Presumably the investors who caused the fall in Coca-Cola’s share price subsequent to Ronaldo’s gesture reasoned like this: Millions of people follow Ronaldo on social media, therefore millions of people are guided by him, therefore the sales and profits of Coca-Cola will necessarily decline after his expression of distaste for it.
I do not know whether the empirical assumptions of this reasoning are correct. They are at any rate the assumptions upon which sponsorship deals are made. A famous person displays himself using or wearing some product or other, often not very distinguishable from some other competitor product, and this is supposed to increased sales, at least by comparison with those of the competitor product if not in absolute terms.
When you come to think of it, this is not very flattering to the idea of Man as a rational animal. Even the most suggestible person probably knows that the famous person who advocates this or that product does not do so from a disinterested desire that the common man should enjoy the best coffee, running shoes, deodorant, etc., but because he is paid handsomely to do so. This knowledge, however, does not prevent him from being favorably impressed by the endorsement.

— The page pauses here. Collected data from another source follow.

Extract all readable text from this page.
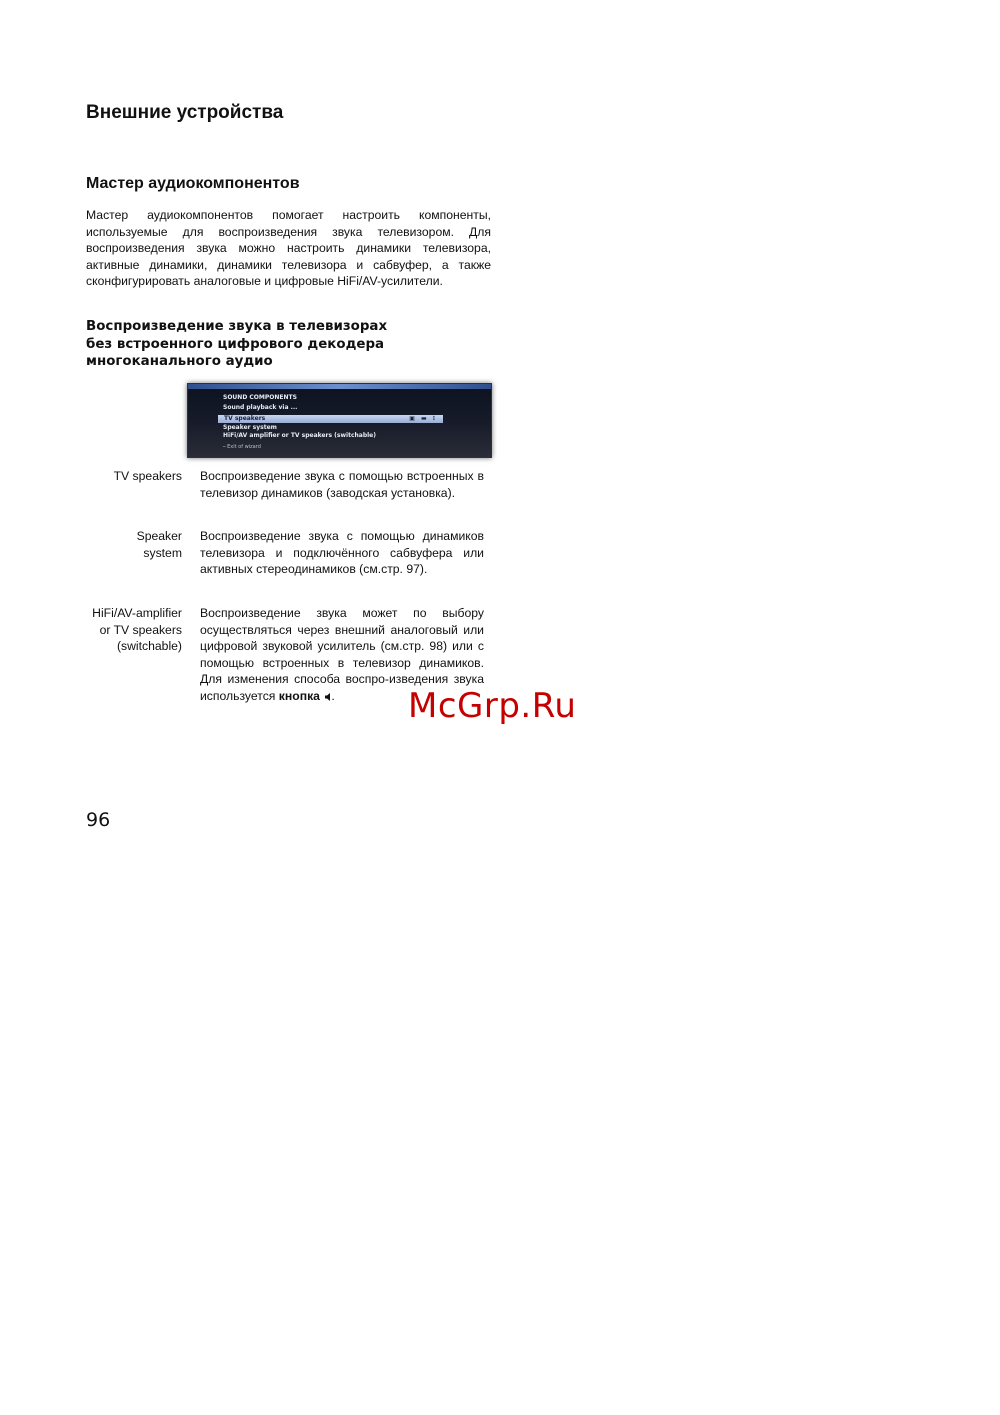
Внешние устройства
Мастер аудиокомпонентов
Мастер аудиокомпонентов помогает настроить компоненты, используемые для воспроизведения звука телевизором. Для воспроизведения звука можно настроить динамики телевизора, активные динамики, динамики телевизора и сабвуфер, а также сконфигурировать аналоговые и цифровые HiFi/AV-усилители.
Воспроизведение звука в телевизорах
без встроенного цифрового декодера
многоканального аудио
SOUND COMPONENTS
Sound playback via ...
TV speakers	▣ ▬ ⁝
Speaker system
HiFi/AV amplifier or TV speakers (switchable)
⎯ Exit of wizard
TV speakers Воспроизведение звука с помощью встроенных в телевизор динамиков (заводская установка).
Speaker system
Воспроизведение звука с помощью динамиков телевизора и подключённого сабвуфера или активных стереодинамиков (см.стр. 97).
HiFi/AV-amplifier or TV speakers (switchable)
Воспроизведение звука может по выбору осуществляться через внешний аналоговый или цифровой звуковой усилитель (см.стр. 98) или с помощью встроенных в телевизор динамиков. Для изменения способа воспро-изведения звука используется кнопка .	McGrp.Ru
96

There is something in common here with the placebo effect: Even when a doctor tells a patient that he is prescribing a placebo for him, the prescription still has a placebo effect.

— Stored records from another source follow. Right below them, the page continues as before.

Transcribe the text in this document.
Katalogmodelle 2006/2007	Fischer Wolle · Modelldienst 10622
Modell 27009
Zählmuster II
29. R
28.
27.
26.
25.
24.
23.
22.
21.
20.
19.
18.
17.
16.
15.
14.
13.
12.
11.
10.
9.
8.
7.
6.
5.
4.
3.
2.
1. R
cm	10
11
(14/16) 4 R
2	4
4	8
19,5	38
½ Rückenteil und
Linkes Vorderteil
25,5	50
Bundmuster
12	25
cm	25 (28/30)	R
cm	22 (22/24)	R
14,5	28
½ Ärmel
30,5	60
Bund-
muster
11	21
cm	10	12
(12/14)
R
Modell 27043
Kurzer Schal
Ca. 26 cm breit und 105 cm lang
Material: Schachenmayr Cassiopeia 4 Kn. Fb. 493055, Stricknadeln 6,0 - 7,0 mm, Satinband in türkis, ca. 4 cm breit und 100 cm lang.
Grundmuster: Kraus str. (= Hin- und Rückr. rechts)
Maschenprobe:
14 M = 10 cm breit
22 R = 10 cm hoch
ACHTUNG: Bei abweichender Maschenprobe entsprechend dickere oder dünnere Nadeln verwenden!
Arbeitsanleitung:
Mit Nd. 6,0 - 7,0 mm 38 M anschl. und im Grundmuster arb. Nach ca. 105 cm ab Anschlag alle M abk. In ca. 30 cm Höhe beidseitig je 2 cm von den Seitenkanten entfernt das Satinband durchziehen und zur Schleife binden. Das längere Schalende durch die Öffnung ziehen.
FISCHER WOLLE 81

When Cristiano Ronaldo, for example, endorses a product, what is going on in the mind of the person who is influenced by the endorsement? I suspect that it must be something like magical thinking, of the kind that we would normally associate with primitive peoples. Cristiano Ronaldo uses this brand of soap, therefore if I use this brand of soap, it will make me like Cristiano Ronaldo. In other words, it will work its sympathetic magic on me. It is a mirror image of sticking pins into a likeness of the person you want to harm or hurt.
When I see football crowds wearing the shirts not just of their favorite team but of their favorite player from their favorite team, I think that they must surely be fantasizing a little. Often they are fat and of an age at which even a superbly fit and constantly training athlete enters into decline. My first inclination is to laugh disdainfully at the absurdity of it. The only exercise the fat wearers of the football shirts ever get (or perhaps I should say do) is lifting their beer glass from the counter of the bar and raising it to their lips. And yet they dream of heroics on the field.

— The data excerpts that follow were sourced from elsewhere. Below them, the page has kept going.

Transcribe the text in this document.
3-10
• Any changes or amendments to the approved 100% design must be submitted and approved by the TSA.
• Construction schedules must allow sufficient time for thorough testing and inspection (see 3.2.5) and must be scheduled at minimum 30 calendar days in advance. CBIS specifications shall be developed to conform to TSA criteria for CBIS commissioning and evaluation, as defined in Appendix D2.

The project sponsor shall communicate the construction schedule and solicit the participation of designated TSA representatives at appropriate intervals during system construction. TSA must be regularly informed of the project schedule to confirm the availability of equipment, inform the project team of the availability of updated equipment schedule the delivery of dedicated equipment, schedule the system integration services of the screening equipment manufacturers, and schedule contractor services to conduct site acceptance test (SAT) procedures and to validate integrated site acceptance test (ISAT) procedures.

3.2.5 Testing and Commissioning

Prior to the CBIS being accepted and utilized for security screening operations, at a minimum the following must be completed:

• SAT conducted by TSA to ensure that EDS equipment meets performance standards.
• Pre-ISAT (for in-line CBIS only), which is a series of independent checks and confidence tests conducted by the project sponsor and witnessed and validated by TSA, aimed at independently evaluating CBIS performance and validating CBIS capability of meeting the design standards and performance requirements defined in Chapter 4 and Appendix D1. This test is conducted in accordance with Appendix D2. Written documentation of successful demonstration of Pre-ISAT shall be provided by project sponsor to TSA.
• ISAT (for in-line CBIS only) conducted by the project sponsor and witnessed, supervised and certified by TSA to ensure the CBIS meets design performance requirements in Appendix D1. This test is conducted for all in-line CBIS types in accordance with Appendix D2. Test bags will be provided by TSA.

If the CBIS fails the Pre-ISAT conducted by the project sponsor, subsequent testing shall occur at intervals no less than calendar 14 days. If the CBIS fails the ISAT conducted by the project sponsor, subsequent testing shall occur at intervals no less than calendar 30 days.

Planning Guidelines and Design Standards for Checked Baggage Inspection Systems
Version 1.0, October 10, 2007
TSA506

But this disdainful laughter is not entirely honest. Which of us has precisely the image of himself that is objectively justified, or has never indulged in pleasant daydreams of triumphs that will never be ours? Illusion has a bad reputation, at least among rationalists, but for the vast majority of mankind life would be intolerable without it. Of course it can go too far and become dangerous, but if something can go too far, it can also not go far enough. To strip a person of his illusions is sometimes kind and even therapeutic, but sometimes cruel and sadistic. The distinction may be a fine one.
Theodore Dalrymple’s latest book is Around the World in the Cinemas of Paris, Mirabeau Press.